Noise is all you need to bridge the Sim-to-Real locomotion gap

Sim-to-Real of locomotion policies is usually framed as a physics gap traditionally in robotics. The industry responds with better contact models, friction cones, more domain randomization, etc. We benchmark simulators like Isaac Sim (PhysX) and MJX against each other (Sim2Sim) to make sure the math agrees.
Yet robots still fail in real life, in non-obvious ways.
Not because friction was 3% off, but because a CAN packet arrived late, a thread missed its deadline, or an IMU integration drifted just enough to destabilize the controller.
Reality is noisy, late, and unfair. So how do we optimize for real world uncertainty?
In our latest work on Asimov Legs, bridged Sim2Real locomotion further by running our real robot firmware and control stack inside a deliberately imperfect simulated environment.
In this post, we share the methodology and results. We are optimistic about what it implies for hardware-software-AI co-design in modern robotics.
Don’t just simulate the robot, simulate the embedded environment
The core idea is to make the processor part of the robot’s dynamics in training.
We call this Processor-in-the-Loop because the control loop closes through the actual firmware execution model. We account for its threads, timing, and numeric constraints. This makes the processor itself part of the robot’s dynamics during training.
How it works:
Sensor Fidelity: We don’t cheat. We don’t pass “truth” orientation to the controller. We stream raw accelerometer and gyro data from the MuJoCo lsm6dsox model over our I2C Emulator. This mimics the exact register-level behavior of the sensor bus.
The Fusion Stack: The firmware runs the open-source xioTechnologies/Fusion C library to calculate projected gravity () in real-time. This is critical because Python math (infinite precision) and Embedded C math (constrained floats) often disagree. If our integration of the Fusion library drifts, or if the thread priority causes a bottleneck, the robot falls in real life.
Binary Confidence: We aren’t running a simplified “simulation version” of our code. The firmware talks to our CANBus Emulator exactly as it would talk to the physical CAN hardware. It doesn’t know it’s in a simulation.
The implication of this pipeline is that we catch bugs in the pull request, not when the robot is standing up.
Account for Jitters and Delays
The biggest lie in robotics is the datasheet.
Our motor datasheet claims a 0.4ms response time. In a perfect simulation, that response is instant and constant. In the real world, it fluctuates. The “jittery time” domain needs to be optimized in training.

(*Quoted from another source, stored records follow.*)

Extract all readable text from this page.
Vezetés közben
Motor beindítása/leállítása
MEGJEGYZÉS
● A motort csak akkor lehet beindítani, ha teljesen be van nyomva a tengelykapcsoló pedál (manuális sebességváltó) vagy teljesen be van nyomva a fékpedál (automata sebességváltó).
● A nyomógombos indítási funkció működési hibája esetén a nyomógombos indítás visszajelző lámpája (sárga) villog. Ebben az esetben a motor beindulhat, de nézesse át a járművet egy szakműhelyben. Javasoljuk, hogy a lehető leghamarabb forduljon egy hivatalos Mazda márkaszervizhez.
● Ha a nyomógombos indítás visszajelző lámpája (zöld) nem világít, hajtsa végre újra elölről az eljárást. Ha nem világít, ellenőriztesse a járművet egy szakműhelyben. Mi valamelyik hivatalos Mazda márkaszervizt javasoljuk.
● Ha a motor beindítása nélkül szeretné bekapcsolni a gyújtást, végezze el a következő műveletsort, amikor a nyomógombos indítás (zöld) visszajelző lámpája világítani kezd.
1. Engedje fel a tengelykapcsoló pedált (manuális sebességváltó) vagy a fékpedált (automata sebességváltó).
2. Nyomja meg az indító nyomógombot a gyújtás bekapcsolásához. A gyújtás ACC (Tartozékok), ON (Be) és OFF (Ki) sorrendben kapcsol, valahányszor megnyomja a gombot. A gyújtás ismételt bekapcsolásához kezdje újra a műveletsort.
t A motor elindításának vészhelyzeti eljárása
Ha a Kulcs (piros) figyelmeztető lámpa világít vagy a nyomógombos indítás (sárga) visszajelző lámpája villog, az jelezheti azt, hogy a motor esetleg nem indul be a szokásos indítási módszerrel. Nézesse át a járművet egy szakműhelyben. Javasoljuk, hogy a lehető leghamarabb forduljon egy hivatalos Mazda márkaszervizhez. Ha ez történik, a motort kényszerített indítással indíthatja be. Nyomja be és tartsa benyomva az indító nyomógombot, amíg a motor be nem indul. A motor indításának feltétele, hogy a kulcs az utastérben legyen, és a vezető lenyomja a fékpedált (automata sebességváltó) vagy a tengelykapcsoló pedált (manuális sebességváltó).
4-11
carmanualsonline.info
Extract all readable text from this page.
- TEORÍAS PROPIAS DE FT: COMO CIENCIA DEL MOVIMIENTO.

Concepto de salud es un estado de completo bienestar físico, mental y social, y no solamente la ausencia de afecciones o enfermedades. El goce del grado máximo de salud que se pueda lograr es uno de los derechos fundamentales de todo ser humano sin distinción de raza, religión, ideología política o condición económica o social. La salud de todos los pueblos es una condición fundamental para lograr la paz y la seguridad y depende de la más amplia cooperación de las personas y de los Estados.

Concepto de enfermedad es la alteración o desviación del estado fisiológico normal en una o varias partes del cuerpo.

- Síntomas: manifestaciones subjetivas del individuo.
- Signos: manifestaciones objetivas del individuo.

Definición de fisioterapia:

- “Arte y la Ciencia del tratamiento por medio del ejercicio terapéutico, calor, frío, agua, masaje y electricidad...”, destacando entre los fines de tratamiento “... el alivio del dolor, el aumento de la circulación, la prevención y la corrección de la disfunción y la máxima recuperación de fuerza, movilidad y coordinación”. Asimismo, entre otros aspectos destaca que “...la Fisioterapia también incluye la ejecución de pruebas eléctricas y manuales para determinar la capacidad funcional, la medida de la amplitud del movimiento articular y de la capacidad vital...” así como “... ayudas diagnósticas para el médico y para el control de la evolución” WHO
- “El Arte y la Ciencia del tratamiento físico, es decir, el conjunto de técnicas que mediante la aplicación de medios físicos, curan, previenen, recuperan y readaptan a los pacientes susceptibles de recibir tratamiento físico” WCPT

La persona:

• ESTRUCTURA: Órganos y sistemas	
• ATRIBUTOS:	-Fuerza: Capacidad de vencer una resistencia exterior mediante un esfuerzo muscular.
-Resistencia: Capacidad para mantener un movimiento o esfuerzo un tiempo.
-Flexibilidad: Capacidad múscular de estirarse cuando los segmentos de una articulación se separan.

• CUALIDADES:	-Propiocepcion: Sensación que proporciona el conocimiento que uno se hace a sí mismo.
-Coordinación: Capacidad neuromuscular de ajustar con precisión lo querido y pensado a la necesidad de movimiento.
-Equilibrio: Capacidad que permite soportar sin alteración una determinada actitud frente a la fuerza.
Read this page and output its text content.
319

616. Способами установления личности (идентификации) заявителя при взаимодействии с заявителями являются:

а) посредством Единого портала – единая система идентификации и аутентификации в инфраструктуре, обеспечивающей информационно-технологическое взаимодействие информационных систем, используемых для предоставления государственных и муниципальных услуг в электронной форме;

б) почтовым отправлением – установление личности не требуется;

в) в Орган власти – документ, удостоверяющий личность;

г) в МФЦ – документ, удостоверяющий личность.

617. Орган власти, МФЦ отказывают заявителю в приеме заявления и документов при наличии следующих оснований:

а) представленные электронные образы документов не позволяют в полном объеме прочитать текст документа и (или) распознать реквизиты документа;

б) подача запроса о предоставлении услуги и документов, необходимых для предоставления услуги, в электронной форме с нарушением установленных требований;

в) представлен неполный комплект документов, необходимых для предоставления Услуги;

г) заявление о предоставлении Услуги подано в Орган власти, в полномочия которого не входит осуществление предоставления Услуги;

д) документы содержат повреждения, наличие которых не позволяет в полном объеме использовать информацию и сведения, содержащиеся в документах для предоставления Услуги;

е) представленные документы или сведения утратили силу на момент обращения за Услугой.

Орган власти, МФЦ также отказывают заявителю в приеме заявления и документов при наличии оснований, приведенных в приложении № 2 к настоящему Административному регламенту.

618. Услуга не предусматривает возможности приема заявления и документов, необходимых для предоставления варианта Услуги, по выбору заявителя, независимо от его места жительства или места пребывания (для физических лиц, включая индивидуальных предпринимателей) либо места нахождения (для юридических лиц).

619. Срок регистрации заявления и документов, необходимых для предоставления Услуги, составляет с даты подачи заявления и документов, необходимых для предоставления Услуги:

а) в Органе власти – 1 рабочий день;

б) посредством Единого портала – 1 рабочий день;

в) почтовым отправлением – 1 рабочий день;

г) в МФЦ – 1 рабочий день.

If you train a policy with Domain Randomization (specifically, randomized actuator delays), you believe your policy is robust. But you rarely test that belief until you are on the hardware.
Our Motor Emulator validates this explicitly.
The emulator sits between MuJoCo and the Firmware. It intercepts the Request-Response packets and injects a random delay drawn from a uniform distribution between 0.4ms and 2ms.
This turns “Domain Randomization” from a theory into an integration test. By forcing the firmware and policy to handle this jitter in CI, we catch specific failure modes that usually only appear in the field:
- Race conditions in the threading model (e.g., what happens if the control loop finishes before the motor response arrives?).
- Protocol parsing errors in the CAN driver under load.
- Jitter intolerance in the RL policy.
- Fusion library drift due to timing mismatches between sensor reads and control ticks.
Sim-to-Real Cannot be Solved in a Black Box
Previously, when we experimented with the Unitree G1, we couldn’t achieve these results on new polices. It was banging our heads against a black box. Closed firmware hides the dominant failure modes.
Sim-to-real is fundamentally an observability problem: you can’t fix what you can’t measure.
We deploy the policy on the Asimov robot equipped with 12 Series motors. The videos below show zero-shot sim-to-real locomotion behaviors using a single trained policy: forward and backward walking, lateral walking, and balance recovery under external pushes.
Sim-to-real rollouts of a Asimov’s locomotion policy. Left-to-right: forward walking(vx=0.6m/s), backward walking(vx=0.6m/s), side walking(vy=-0.6m/s), and push recovery (from human bully).
We also compared the joint position analysis graph in real(left) vs in sim(right), which let us directly check whether the policy’s motion patterns align across domains.
Co-Design is the Point
Sim2Real fails because hardware, firmware, and policy are developed in isolation, then forced to agree at the very end.
The control policy needs to experience real timing and other frequent failure modes.
Our approach works because it treats the robot as one system.
- Policies are trained assuming imperfect sensors and delayed actuators
- Hardware is designed with policy capabilities and requirements in mind
- Firmware is written to seamlessly close the gap
None of these layers are adapted later. They are designed together.
This is why we’re building Asimov as a robotic AI stack. A place where hardware, firmware, and models evolve in lockstep, and where Sim-to-Real stops being a gamble and starts being an engineering process.
The real world is chaotic and we should design every layer to survive it.